The second semester of this course is designed to introduce the student to the rich social teaching of the Church on the many political, economic, ethical, and cultural issues and how they relate to the common good. This course will also focus on those poor and weak members of our society today to whom we must be committed in order to answer Christ's call in the Gospel to love and serve the poor. The Critical Concerns of the Sisters of Mercy including: Anti-Racism, Nonviolence, Immigration, Women, and Earth will be studied in depth. Two books are also used as real life examples of the need for morality and social teaching. Students will be expected to participate in 10 hours of service in order to participate in the Service Learning unit the second semester.
Miss Judy Wilson
Catholic Spirituality and Prayer
This course is designed to introduce students to the key concepts of Catholic spirituality and teach them the fundamental principles of prayer and meditation in order to prepare them for a “vital and personal relationship with the living and true God” (CCC 2558). This course also examines the Christocentric, biblical, sacramental, ecclesial, and Marian aspects of spirituality and explores some of the major Catholic spiritual traditions.

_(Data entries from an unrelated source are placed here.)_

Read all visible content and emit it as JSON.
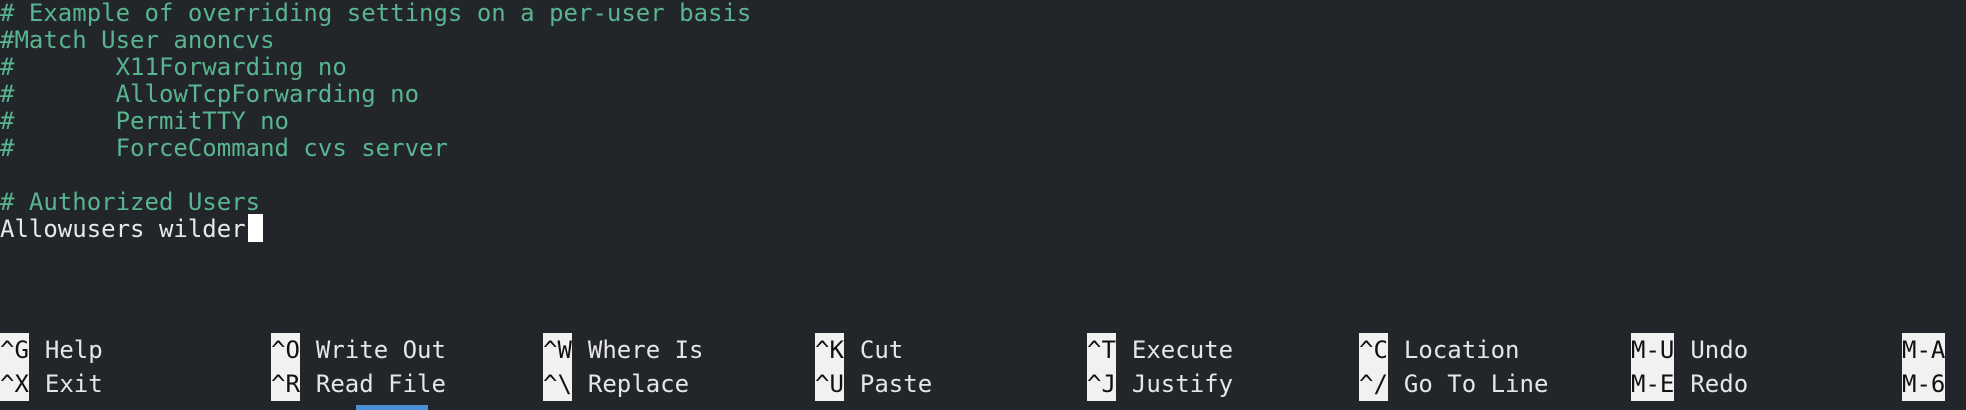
{
  "editor": {
    "lines": [
      {
        "text": "# Example of overriding settings on a per-user basis",
        "style": "comment"
      },
      {
        "text": "#Match User anoncvs",
        "style": "comment"
      },
      {
        "text": "#       X11Forwarding no",
        "style": "comment"
      },
      {
        "text": "#       AllowTcpForwarding no",
        "style": "comment"
      },
      {
        "text": "#       PermitTTY no",
        "style": "comment"
      },
      {
        "text": "#       ForceCommand cvs server",
        "style": "comment"
      },
      {
        "text": "",
        "style": "normal"
      },
      {
        "text": "# Authorized Users",
        "style": "comment"
      },
      {
        "text": "Allowusers wilder",
        "style": "normal"
      }
    ]
  },
  "shortcuts": {
    "row1": [
      {
        "key": "^G",
        "label": "Help"
      },
      {
        "key": "^O",
        "label": "Write Out"
      },
      {
        "key": "^W",
        "label": "Where Is"
      },
      {
        "key": "^K",
        "label": "Cut"
      },
      {
        "key": "^T",
        "label": "Execute"
      },
      {
        "key": "^C",
        "label": "Location"
      },
      {
        "key": "M-U",
        "label": "Undo"
      },
      {
        "key": "M-A",
        "label": ""
      }
    ],
    "row2": [
      {
        "key": "^X",
        "label": "Exit"
      },
      {
        "key": "^R",
        "label": "Read File"
      },
      {
        "key": "^\\",
        "label": "Replace"
      },
      {
        "key": "^U",
        "label": "Paste"
      },
      {
        "key": "^J",
        "label": "Justify"
      },
      {
        "key": "^/",
        "label": "Go To Line"
      },
      {
        "key": "M-E",
        "label": "Redo"
      },
      {
        "key": "M-6",
        "label": ""
      }
    ]
  },
  "colors": {
    "background": "#22252a",
    "comment": "#58b58f",
    "text": "#e8e8e8",
    "key_bg": "#f1f1f1",
    "indicator": "#4a90d9"
  }
}
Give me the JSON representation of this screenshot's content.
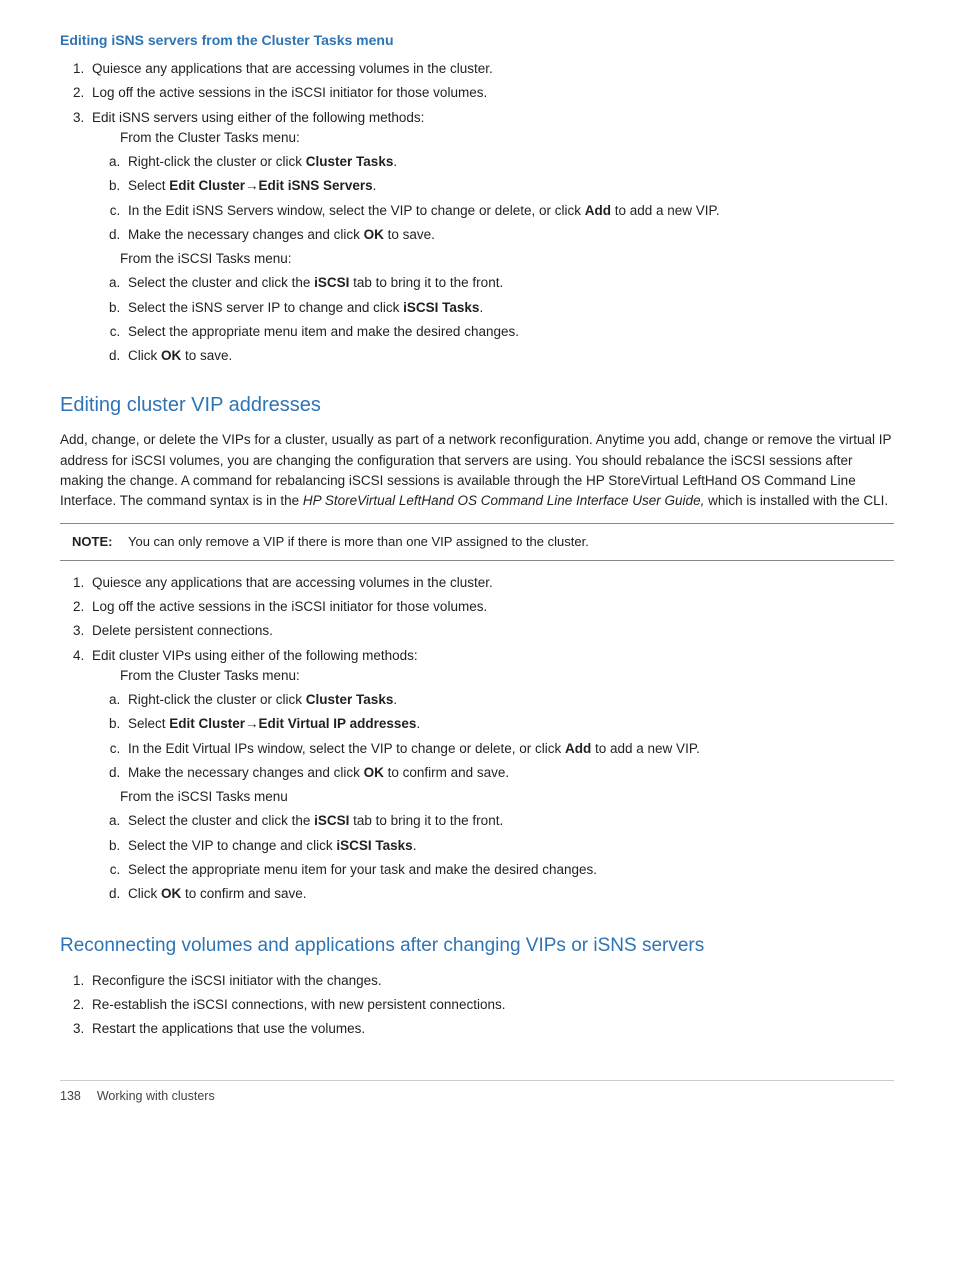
{
  "page": {
    "footer": {
      "page_number": "138",
      "section_label": "Working with clusters"
    }
  },
  "section1": {
    "heading": "Editing iSNS servers from the Cluster Tasks menu",
    "steps": [
      "Quiesce any applications that are accessing volumes in the cluster.",
      "Log off the active sessions in the iSCSI initiator for those volumes.",
      "Edit iSNS servers using either of the following methods:"
    ],
    "from_cluster_tasks_label": "From the Cluster Tasks menu:",
    "cluster_tasks_substeps": [
      "Right-click the cluster or click ",
      "Select ",
      "In the Edit iSNS Servers window, select the VIP to change or delete, or click ",
      "Make the necessary changes and click "
    ],
    "cluster_tasks_bold": [
      "Cluster Tasks",
      "Edit Cluster→Edit iSNS Servers",
      "Add",
      "OK"
    ],
    "cluster_tasks_suffix": [
      ".",
      ".",
      " to add a new VIP.",
      " to save."
    ],
    "from_iscsi_tasks_label": "From the iSCSI Tasks menu:",
    "iscsi_tasks_substeps": [
      "Select the cluster and click the ",
      "Select the iSNS server IP to change and click ",
      "Select the appropriate menu item and make the desired changes.",
      "Click "
    ],
    "iscsi_tasks_bold": [
      "iSCSI",
      "iSCSI Tasks",
      "",
      "OK"
    ],
    "iscsi_tasks_suffix": [
      " tab to bring it to the front.",
      ".",
      "",
      " to save."
    ]
  },
  "section2": {
    "heading": "Editing cluster VIP addresses",
    "body": "Add, change, or delete the VIPs for a cluster, usually as part of a network reconfiguration. Anytime you add, change or remove the virtual IP address for iSCSI volumes, you are changing the configuration that servers are using. You should rebalance the iSCSI sessions after making the change. A command for rebalancing iSCSI sessions is available through the HP StoreVirtual LeftHand OS Command Line Interface. The command syntax is in the ",
    "body_italic": "HP StoreVirtual LeftHand OS Command Line Interface User Guide,",
    "body_suffix": " which is installed with the CLI.",
    "note_label": "NOTE:",
    "note_text": "You can only remove a VIP if there is more than one VIP assigned to the cluster.",
    "steps": [
      "Quiesce any applications that are accessing volumes in the cluster.",
      "Log off the active sessions in the iSCSI initiator for those volumes.",
      "Delete persistent connections.",
      "Edit cluster VIPs using either of the following methods:"
    ],
    "from_cluster_tasks_label": "From the Cluster Tasks menu:",
    "cluster_tasks_substeps_pre": [
      "Right-click the cluster or click ",
      "Select ",
      "In the Edit Virtual IPs window, select the VIP to change or delete, or click ",
      "Make the necessary changes and click "
    ],
    "cluster_tasks_bold2": [
      "Cluster Tasks",
      "Edit Cluster→Edit Virtual IP addresses",
      "Add",
      "OK"
    ],
    "cluster_tasks_suffix2": [
      ".",
      ".",
      " to add a new VIP.",
      " to confirm and save."
    ],
    "from_iscsi_tasks_label2": "From the iSCSI Tasks menu",
    "iscsi_tasks_substeps2": [
      "Select the cluster and click the ",
      "Select the VIP to change and click ",
      "Select the appropriate menu item for your task and make the desired changes.",
      "Click "
    ],
    "iscsi_tasks_bold2": [
      "iSCSI",
      "iSCSI Tasks",
      "",
      "OK"
    ],
    "iscsi_tasks_suffix2": [
      " tab to bring it to the front.",
      ".",
      "",
      " to confirm and save."
    ]
  },
  "section3": {
    "heading": "Reconnecting volumes and applications after changing VIPs or iSNS servers",
    "steps": [
      "Reconfigure the iSCSI initiator with the changes.",
      "Re-establish the iSCSI connections, with new persistent connections.",
      "Restart the applications that use the volumes."
    ]
  }
}
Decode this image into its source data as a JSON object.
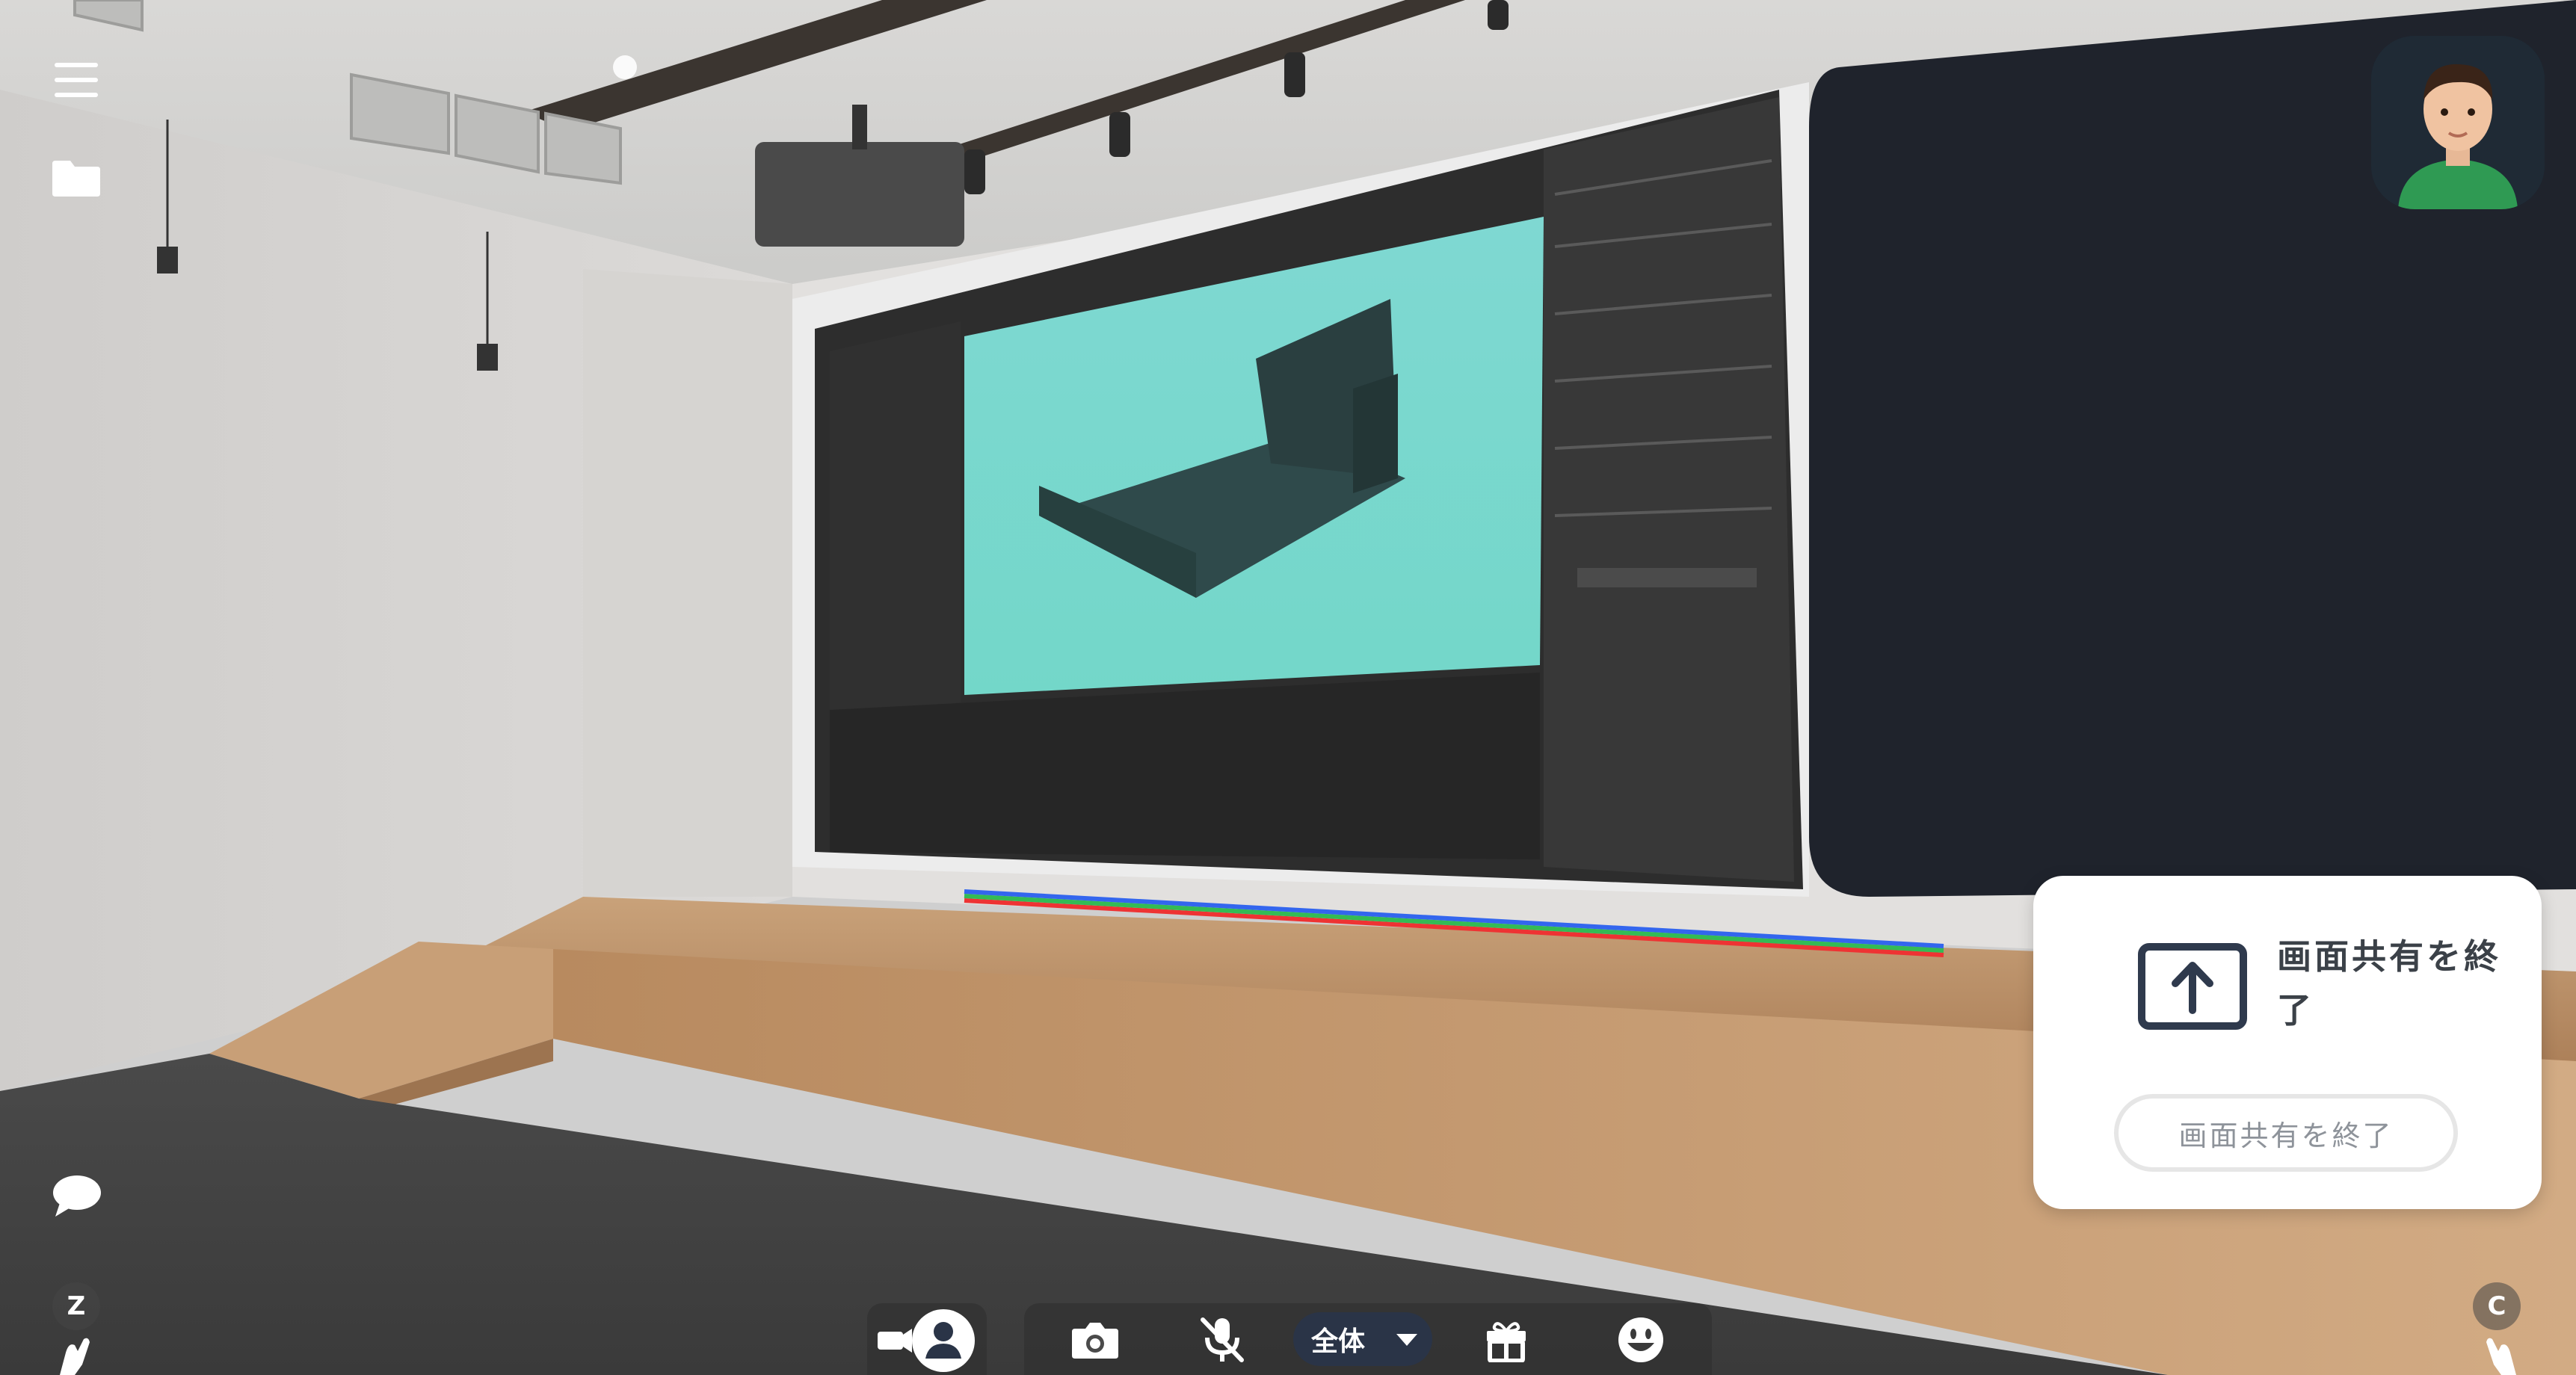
{
  "hud": {
    "menu_icon": "hamburger-menu-icon",
    "folder_icon": "folder-icon",
    "chat_icon": "speech-bubble-icon",
    "left_key_label": "Z",
    "right_key_label": "C"
  },
  "share_panel": {
    "icon": "upload-arrow-screen-icon",
    "title": "画面共有を終了",
    "end_button_label": "画面共有を終了"
  },
  "toolbar": {
    "camera_toggle_icon": "camera-person-toggle-icon",
    "screenshot_icon": "camera-icon",
    "mic_icon": "microphone-muted-icon",
    "scope_label": "全体",
    "gift_icon": "gift-icon",
    "emote_icon": "smiley-icon"
  },
  "colors": {
    "panel_text": "#3b4148",
    "scope_pill": "#2a3447",
    "accent_ui": "#2f3a4d",
    "avatar_bg": "#1f2a35"
  }
}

Encountering Christ in the Sacraments
This course provides a historical overview and doctrinal survey of the Church’s seven sacraments along with an introduction to the theology of grace and the general principles of sacramental theology. This course also considers the sacraments as living encounters with Christ, and it places a special emphasis on the Eucharist, which is the “source and summit of the Christian life” (CCC 1324).